The Billy Gilmour Covid shock has almost certainly cost Scotland a potential place in the KO stages, but more importantly long term has implications on Scottish football on a larger scale.
Scotland, as a football nation, has been deeply backwards with youth. With everything, really, but especially youth.
Steve Clarke only included Gilmour (along with Patterson and Turnbull) as a token gesture he wasn’t even prepared to use, but after massive media and fan pressure, he buckled at last and started the 20-year old against England.
Gilmour ran the show with a world class display, won MOTM and truly announced himself on the global stage as a special player whose sky is the limit.
And suddenly Scotland were in with a serious chance of the next stage – before Covid then stole Gilmour away and the odds changed hugely.
And here’s the crux of the issue – that Steve Clarke, Steven Gerrard and most Scotland-based managers are so reticent to use young players, and when they finally do give them a chance said youth blows everyone away, so much so that after one appearance they already appear indispensable.
In short, the fact we will miss Gilmour v Croatia only highlights how backwards Scotland is as a nation that the NT refused to use him, and Rangers wouldn’t give him a pathway to the seniors either.
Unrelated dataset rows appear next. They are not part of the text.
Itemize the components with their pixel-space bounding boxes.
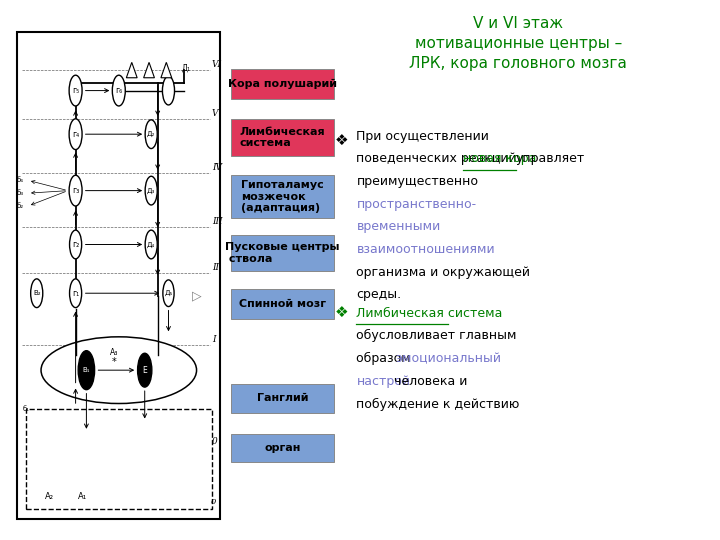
Text: ▷: ▷: [192, 289, 202, 302]
FancyBboxPatch shape: [231, 434, 334, 462]
Text: временными: временными: [356, 220, 441, 233]
Text: IV: IV: [212, 163, 222, 172]
Text: В₁: В₁: [83, 367, 90, 373]
FancyBboxPatch shape: [231, 69, 334, 99]
Text: I: I: [212, 335, 215, 344]
Text: В₂: В₂: [33, 290, 40, 296]
Circle shape: [69, 75, 82, 106]
FancyBboxPatch shape: [17, 31, 220, 519]
Text: V и VI этаж
мотивационные центры –
ЛРК, кора головного мозга: V и VI этаж мотивационные центры – ЛРК, …: [410, 16, 627, 71]
Text: орган: орган: [264, 443, 301, 453]
Text: Лимбическая
система: Лимбическая система: [240, 127, 325, 148]
Text: новая кора: новая кора: [462, 152, 540, 165]
Text: б₃: б₃: [17, 190, 24, 196]
Circle shape: [138, 353, 152, 387]
Circle shape: [69, 119, 82, 150]
Text: среды.: среды.: [356, 288, 402, 301]
Text: Спинной мозг: Спинной мозг: [239, 299, 326, 309]
Text: б₄: б₄: [17, 177, 24, 184]
Text: VI: VI: [212, 60, 222, 70]
Polygon shape: [161, 62, 172, 78]
Text: поведенческих реакций: поведенческих реакций: [356, 152, 521, 165]
Text: Д₁: Д₁: [181, 64, 191, 73]
FancyBboxPatch shape: [26, 409, 212, 509]
Text: организма и окружающей: организма и окружающей: [356, 266, 531, 279]
Text: г₆: г₆: [115, 86, 122, 95]
Text: обусловливает главным: обусловливает главным: [356, 329, 517, 342]
Text: 0: 0: [212, 437, 217, 447]
Text: ❖: ❖: [336, 305, 348, 320]
Text: Кора полушарий: Кора полушарий: [228, 79, 337, 89]
Circle shape: [31, 279, 42, 308]
Circle shape: [145, 230, 157, 259]
Text: Лимбическая система: Лимбическая система: [356, 307, 503, 320]
Text: преимущественно: преимущественно: [356, 175, 478, 188]
Text: образом: образом: [356, 352, 415, 365]
Text: II: II: [212, 263, 219, 272]
Text: побуждение к действию: побуждение к действию: [356, 397, 520, 410]
FancyBboxPatch shape: [231, 235, 334, 271]
Text: б₂: б₂: [17, 203, 24, 209]
Text: III: III: [212, 217, 222, 226]
Circle shape: [69, 175, 82, 206]
Text: При осуществлении: При осуществлении: [356, 130, 490, 143]
Text: человека и: человека и: [390, 375, 467, 388]
Circle shape: [163, 280, 174, 307]
FancyBboxPatch shape: [231, 289, 334, 319]
Circle shape: [70, 230, 81, 259]
Text: г₁: г₁: [72, 289, 79, 298]
Text: ❖: ❖: [336, 133, 348, 148]
Polygon shape: [127, 62, 138, 78]
Circle shape: [78, 350, 94, 390]
Text: пространственно-: пространственно-: [356, 198, 477, 211]
Text: Д₄: Д₄: [147, 241, 156, 247]
Text: г₂: г₂: [72, 240, 79, 249]
Text: *: *: [112, 357, 117, 368]
Text: б₁: б₁: [22, 406, 30, 411]
Text: управляет: управляет: [516, 152, 585, 165]
Circle shape: [112, 75, 125, 106]
Circle shape: [70, 279, 81, 308]
FancyBboxPatch shape: [231, 119, 334, 156]
Ellipse shape: [41, 337, 197, 403]
Circle shape: [163, 76, 174, 105]
Circle shape: [145, 120, 157, 148]
FancyBboxPatch shape: [231, 175, 334, 218]
Text: V: V: [212, 109, 218, 118]
Text: E: E: [143, 366, 147, 375]
Text: Д₅: Д₅: [164, 290, 173, 296]
Text: Ганглий: Ганглий: [257, 393, 308, 403]
Text: A₃: A₃: [110, 348, 119, 357]
Text: 0: 0: [211, 498, 216, 506]
Text: Д₃: Д₃: [147, 187, 156, 194]
Text: г₅: г₅: [72, 86, 79, 95]
Text: г₃: г₃: [72, 186, 79, 195]
Text: настрой: настрой: [356, 375, 410, 388]
Text: эмоциональный: эмоциональный: [395, 352, 501, 365]
Text: взаимоотношениями: взаимоотношениями: [356, 243, 495, 256]
FancyBboxPatch shape: [231, 384, 334, 413]
Text: Д₂: Д₂: [147, 131, 156, 137]
Text: Пусковые центры
 ствола: Пусковые центры ствола: [225, 242, 340, 264]
Text: A₂: A₂: [45, 492, 54, 501]
Text: г₄: г₄: [72, 130, 79, 139]
Polygon shape: [144, 62, 155, 78]
Text: A₁: A₁: [78, 492, 86, 501]
Text: Гипоталамус
мозжечок
(адаптация): Гипоталамус мозжечок (адаптация): [241, 180, 324, 213]
Circle shape: [145, 176, 157, 205]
But he finally gets his chance and makes a mockery of that.
Yes, his absence is a game changer v Zlatko Dalic’s side – Gilmour’s control, precision, vision and class on the ball not to mention composure and maturity would have been vital v Croatia, and now we’re back to the Scotland who huffed and puffed to defeat v Czech Rep.
All because Scotland doesn’t like to trust youth in the first place.